There is a price that comes with multi-monitor cards. The most economical way is to use "dualheads" if you've got enough mobo capability. 4-port (quads) cost much more... and there are even up to 12 ports on one card. The more "complex" the card, the more it costs.
Lots of mobos today have 3 or more PCIEx16 slots. You can run 6 monitors on those with cheap dualheads... $15-$20 each on eBay. No need to spend more for a trading rig. (FWIW... my 1st multi-monitor rig to run 4 monitors had only 2 choices... 4x single monitor cards or 1x "quad". The single monitor cards cost ~$50 each. The Matrox quad cost about $600. Today we've got cheap dualheads.)
You are beating your head against the wall Scat. We are old school, redundancy, efficiency and cost effective are not as important as bragging rights. Just like "Trading computers", some need state of the art, (although they can't articulate their actual needs), custom made etc... When in actuality for most a mid class system is more than sufficient. (it must be better, it cost 5x the price of that dell refurb) Regarding CPU coolers, I like Noctua, low profile version is fine for typical system, reliable and silent. worth the extra $20 to the cheaper options... I replaced all my intel coolers with noctua. Edit: yes, I use dual matched cards on all my systems which require 3+ monitors, dedicated dual head card for the others. I don't use onboard video unless no other option. No need to share system ram for Video. My first system dual monitor system also was Matrox. Do you remember the ability to flip to portrait view? That was cutting edge tech back in the day... Portrait view was the catalyst for second moniter now that I think back... Kids these days are spoiled... lol
All true. Onboard video used to be "marginal"... simply a cost-cutting way to avoid the price of a video card. I guess today they are better. In any event, dedicated video cards which are more-than-adequate for trading are cheap.
Not exactly true. I read recently that Nvidia's margin on these business class cards is much much higher in comparison to gaming cards where AMD is offering solid competition.
Wow, quite a few things that can go wrong in this process: Did you do your replacement yourself? If you did, hats off to you.
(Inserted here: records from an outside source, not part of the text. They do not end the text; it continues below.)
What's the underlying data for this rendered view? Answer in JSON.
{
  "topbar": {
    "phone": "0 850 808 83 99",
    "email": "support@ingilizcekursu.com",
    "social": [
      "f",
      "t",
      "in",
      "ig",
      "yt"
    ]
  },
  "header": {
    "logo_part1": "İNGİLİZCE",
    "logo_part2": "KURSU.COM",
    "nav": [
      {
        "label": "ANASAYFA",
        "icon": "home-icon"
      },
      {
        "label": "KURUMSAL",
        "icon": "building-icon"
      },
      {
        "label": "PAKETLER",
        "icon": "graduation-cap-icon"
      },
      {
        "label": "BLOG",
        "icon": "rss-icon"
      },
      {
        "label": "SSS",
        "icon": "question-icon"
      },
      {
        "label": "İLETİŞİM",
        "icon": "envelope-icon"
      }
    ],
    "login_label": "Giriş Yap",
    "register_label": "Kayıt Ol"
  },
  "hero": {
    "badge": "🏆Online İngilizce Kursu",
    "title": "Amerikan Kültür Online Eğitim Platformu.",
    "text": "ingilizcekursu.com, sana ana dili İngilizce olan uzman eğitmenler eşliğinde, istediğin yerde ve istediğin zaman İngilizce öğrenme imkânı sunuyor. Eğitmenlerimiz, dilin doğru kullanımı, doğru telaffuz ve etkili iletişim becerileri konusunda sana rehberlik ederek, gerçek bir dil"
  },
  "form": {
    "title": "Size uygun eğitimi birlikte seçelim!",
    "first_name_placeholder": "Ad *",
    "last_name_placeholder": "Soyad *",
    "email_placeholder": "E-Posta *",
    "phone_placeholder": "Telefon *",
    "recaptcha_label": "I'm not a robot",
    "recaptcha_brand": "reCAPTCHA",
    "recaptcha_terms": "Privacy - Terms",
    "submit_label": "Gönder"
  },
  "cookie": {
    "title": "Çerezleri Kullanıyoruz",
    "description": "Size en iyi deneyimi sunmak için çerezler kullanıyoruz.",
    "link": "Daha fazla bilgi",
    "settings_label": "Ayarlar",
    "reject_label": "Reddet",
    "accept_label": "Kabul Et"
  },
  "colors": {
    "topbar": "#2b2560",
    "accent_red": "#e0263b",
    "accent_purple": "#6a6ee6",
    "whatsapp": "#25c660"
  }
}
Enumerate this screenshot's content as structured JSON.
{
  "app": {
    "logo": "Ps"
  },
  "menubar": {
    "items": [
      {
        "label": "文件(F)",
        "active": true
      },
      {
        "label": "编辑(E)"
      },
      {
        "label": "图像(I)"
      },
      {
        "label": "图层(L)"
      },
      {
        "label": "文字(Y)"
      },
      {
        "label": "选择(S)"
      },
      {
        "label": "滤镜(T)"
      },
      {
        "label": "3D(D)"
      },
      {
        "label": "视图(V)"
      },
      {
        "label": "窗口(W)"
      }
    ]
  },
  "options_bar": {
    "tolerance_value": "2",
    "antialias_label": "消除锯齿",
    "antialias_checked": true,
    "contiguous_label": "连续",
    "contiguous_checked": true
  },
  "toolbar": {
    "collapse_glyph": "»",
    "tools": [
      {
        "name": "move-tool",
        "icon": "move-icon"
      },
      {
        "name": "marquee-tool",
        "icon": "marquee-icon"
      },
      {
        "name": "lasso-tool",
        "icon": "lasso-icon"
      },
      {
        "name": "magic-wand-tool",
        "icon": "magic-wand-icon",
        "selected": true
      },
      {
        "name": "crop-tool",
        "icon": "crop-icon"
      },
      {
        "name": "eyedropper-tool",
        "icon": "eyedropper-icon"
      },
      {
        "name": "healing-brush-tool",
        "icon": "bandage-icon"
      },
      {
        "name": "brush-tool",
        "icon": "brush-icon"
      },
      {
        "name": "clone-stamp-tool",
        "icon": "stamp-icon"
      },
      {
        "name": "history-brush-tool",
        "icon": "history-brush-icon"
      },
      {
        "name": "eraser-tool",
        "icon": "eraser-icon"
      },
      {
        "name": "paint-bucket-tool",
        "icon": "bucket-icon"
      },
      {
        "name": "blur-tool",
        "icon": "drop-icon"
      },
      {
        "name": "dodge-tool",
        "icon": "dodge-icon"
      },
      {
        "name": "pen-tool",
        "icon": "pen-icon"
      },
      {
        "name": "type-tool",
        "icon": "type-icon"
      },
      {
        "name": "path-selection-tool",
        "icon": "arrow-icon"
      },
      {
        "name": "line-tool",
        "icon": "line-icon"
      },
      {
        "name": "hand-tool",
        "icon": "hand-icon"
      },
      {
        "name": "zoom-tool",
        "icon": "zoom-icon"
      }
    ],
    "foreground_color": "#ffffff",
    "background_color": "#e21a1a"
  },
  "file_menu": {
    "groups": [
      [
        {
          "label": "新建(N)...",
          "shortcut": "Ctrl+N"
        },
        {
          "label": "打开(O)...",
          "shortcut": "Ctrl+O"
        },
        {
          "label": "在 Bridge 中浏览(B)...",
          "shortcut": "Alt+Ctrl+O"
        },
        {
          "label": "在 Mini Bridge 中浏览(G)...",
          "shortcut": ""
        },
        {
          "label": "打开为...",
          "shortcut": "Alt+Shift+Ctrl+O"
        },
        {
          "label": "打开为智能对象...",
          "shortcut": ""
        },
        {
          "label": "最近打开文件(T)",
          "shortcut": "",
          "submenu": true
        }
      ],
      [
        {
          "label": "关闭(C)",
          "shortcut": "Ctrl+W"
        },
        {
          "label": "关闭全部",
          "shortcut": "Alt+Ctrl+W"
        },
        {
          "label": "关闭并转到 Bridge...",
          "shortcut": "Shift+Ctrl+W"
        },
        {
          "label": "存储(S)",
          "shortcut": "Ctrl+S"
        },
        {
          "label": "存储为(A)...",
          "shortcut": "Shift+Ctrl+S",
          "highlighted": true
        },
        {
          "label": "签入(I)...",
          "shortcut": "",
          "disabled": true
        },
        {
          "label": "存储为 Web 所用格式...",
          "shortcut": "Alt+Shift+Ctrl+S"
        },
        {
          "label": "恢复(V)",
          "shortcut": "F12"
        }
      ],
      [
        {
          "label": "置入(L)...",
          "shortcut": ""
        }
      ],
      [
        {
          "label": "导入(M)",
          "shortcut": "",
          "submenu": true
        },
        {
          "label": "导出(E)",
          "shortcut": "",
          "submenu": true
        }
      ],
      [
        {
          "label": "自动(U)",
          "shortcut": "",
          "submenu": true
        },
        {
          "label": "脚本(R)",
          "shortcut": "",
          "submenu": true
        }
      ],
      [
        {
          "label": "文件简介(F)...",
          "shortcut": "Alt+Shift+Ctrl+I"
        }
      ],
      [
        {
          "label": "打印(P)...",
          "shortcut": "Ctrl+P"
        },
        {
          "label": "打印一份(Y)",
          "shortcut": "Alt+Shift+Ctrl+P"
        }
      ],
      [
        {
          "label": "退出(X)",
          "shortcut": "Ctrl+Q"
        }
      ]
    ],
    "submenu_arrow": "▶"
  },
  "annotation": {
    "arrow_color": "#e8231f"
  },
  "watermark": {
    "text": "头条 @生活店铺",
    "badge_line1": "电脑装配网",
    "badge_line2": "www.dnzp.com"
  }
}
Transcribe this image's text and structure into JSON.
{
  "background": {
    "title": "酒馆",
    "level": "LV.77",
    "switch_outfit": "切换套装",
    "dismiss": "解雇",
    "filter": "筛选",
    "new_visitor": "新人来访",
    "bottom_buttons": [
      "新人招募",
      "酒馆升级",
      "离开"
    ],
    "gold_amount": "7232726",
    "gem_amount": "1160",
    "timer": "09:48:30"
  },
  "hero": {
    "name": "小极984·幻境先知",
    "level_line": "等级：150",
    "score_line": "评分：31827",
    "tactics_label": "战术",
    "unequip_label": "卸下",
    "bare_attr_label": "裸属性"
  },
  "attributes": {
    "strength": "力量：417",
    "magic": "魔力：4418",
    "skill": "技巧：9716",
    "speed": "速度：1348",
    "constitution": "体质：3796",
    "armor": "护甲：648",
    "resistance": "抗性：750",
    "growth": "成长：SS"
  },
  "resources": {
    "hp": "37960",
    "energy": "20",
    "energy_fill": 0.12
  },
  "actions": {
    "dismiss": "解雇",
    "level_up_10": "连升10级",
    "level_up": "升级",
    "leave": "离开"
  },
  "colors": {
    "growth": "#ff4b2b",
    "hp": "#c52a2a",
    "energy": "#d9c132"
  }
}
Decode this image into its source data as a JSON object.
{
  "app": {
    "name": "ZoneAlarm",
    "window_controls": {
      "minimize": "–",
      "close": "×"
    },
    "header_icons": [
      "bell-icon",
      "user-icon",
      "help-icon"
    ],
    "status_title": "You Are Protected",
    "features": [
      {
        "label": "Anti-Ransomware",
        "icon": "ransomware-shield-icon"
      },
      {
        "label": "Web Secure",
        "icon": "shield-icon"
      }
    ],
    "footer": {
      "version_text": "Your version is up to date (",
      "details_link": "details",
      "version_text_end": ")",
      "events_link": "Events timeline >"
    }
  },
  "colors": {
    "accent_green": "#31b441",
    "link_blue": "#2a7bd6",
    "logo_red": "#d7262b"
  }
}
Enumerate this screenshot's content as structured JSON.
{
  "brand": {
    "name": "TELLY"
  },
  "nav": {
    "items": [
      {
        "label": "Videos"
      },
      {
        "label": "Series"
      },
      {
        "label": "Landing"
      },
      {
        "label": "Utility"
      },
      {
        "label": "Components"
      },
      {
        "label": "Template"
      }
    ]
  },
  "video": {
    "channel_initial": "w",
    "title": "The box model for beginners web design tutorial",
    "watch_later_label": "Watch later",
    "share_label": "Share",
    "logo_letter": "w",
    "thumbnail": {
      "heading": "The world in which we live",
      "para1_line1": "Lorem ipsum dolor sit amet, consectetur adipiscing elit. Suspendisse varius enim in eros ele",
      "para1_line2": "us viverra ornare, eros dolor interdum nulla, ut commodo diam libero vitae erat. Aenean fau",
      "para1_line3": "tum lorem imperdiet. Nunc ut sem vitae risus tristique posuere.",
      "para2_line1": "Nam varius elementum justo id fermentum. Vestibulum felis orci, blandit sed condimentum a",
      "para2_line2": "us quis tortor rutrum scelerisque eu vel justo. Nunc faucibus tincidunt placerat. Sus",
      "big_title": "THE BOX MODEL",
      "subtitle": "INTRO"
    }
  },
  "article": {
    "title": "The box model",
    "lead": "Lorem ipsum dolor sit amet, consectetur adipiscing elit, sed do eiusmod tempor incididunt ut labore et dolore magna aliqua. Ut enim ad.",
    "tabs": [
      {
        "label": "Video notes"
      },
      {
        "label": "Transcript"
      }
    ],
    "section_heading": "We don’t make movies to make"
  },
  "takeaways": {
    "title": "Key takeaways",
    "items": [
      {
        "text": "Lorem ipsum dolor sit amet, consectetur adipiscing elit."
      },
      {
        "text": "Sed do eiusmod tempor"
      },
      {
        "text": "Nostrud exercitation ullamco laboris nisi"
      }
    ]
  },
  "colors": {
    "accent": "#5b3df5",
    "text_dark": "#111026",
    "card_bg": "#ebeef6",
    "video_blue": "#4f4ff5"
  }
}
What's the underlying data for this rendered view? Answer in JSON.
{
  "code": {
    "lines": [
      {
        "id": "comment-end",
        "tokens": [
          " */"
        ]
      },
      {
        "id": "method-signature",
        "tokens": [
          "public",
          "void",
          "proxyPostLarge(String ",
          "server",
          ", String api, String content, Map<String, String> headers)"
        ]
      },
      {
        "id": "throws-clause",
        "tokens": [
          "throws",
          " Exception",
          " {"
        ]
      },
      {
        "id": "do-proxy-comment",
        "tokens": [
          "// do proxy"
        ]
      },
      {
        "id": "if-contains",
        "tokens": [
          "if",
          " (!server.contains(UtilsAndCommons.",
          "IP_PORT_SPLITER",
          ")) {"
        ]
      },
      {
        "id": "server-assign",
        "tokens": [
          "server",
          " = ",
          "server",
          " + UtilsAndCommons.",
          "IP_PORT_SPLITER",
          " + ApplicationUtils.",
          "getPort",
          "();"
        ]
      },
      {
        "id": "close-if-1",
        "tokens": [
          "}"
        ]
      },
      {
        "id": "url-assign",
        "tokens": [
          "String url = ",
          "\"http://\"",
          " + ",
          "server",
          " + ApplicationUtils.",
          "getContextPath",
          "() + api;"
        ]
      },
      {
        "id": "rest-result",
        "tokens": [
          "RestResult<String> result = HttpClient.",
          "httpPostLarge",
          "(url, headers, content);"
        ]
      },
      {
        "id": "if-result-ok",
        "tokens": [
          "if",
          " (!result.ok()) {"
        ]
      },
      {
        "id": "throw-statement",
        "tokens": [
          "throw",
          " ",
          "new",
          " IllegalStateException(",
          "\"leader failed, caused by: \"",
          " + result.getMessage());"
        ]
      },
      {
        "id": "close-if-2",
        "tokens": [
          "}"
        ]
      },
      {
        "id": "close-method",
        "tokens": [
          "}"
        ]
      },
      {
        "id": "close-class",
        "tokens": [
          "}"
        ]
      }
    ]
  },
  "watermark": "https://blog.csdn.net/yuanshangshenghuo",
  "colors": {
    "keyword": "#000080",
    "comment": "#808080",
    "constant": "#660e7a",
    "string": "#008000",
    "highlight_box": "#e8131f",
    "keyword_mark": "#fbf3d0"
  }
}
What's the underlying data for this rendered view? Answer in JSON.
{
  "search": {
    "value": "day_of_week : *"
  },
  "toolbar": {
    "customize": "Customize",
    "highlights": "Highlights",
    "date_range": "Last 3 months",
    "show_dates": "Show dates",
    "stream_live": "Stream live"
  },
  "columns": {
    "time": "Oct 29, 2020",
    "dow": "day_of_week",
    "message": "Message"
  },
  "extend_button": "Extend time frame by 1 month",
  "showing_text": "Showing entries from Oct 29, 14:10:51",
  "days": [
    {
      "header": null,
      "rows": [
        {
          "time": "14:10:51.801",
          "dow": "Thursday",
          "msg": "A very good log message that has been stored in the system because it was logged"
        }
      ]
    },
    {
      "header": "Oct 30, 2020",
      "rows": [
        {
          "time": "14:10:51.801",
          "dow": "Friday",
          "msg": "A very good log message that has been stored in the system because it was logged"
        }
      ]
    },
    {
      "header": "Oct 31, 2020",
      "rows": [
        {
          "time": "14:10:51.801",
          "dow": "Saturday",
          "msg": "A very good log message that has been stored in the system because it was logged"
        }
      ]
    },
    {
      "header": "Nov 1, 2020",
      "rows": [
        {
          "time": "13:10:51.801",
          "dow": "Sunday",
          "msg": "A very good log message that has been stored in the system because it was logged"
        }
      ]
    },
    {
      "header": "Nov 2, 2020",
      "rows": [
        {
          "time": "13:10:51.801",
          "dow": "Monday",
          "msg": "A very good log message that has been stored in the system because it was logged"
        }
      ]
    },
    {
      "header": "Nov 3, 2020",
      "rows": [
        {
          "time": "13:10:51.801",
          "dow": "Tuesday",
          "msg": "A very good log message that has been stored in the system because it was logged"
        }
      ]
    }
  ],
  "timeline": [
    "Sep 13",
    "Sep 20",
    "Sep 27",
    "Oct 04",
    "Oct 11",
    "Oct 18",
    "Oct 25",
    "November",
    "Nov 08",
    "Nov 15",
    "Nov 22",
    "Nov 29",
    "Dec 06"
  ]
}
If I hear a fan revving up everytime I play a video or if I'm on a flash-heavy site like say, reuters finance, is it a sure thing that it's the GPU fan or could it be the CPU fan?
That's the CPU. I believe that while Flash is GPU accelerated these days, it's not enough to strain the GPU. Do yourself a favor and disable Flash altogether, security holes and bugs a plenty. Exchanging the CPU fan isn't that hard, the attachment process does require some delicacy - over a decade ago I broke an AMD processor as the pins got bent. The cooler he's installing is too big, that's why it looks complicated. You don't need anything that dramatic since you're not overclocking the CPU.
One card is better in how the entire graphics desktop is rendered. Basically the windows desktop is only rendered on one card that is the primary. If you are running windows , get a amd card with multiple mini dp ports and then get a DisplayPort 1.2 MST . The professional series cards usually can drive more monitors out of the box. Nvidia purposely borked the windows driver on the geforce cards to prevent more than 4 monitors. AMD doesn't seem to play those silly games of wanting to up sell you to the pro cards. I have gone overboard a bit . I have 8 monitors with synergy , so I can have all my charts running on a separate machine from the trades.
Hi, I own and tested nvidia 295, 420, k420, 450, fx580 and intel mobo graphics with xeon quadcore processors. The benchmark for 295 slowed down the whole benchmark considerably by over 50% vs lenovo thinkstation e31 sff xeon e3-1275 onboard intel graphics processor. For $9 bucks the 295 is in shoebox, it's for sale if anyone wants it $9 plus shipping. IMHO the K420 works real nice with true 4k 2160p, same as 4x 1080p.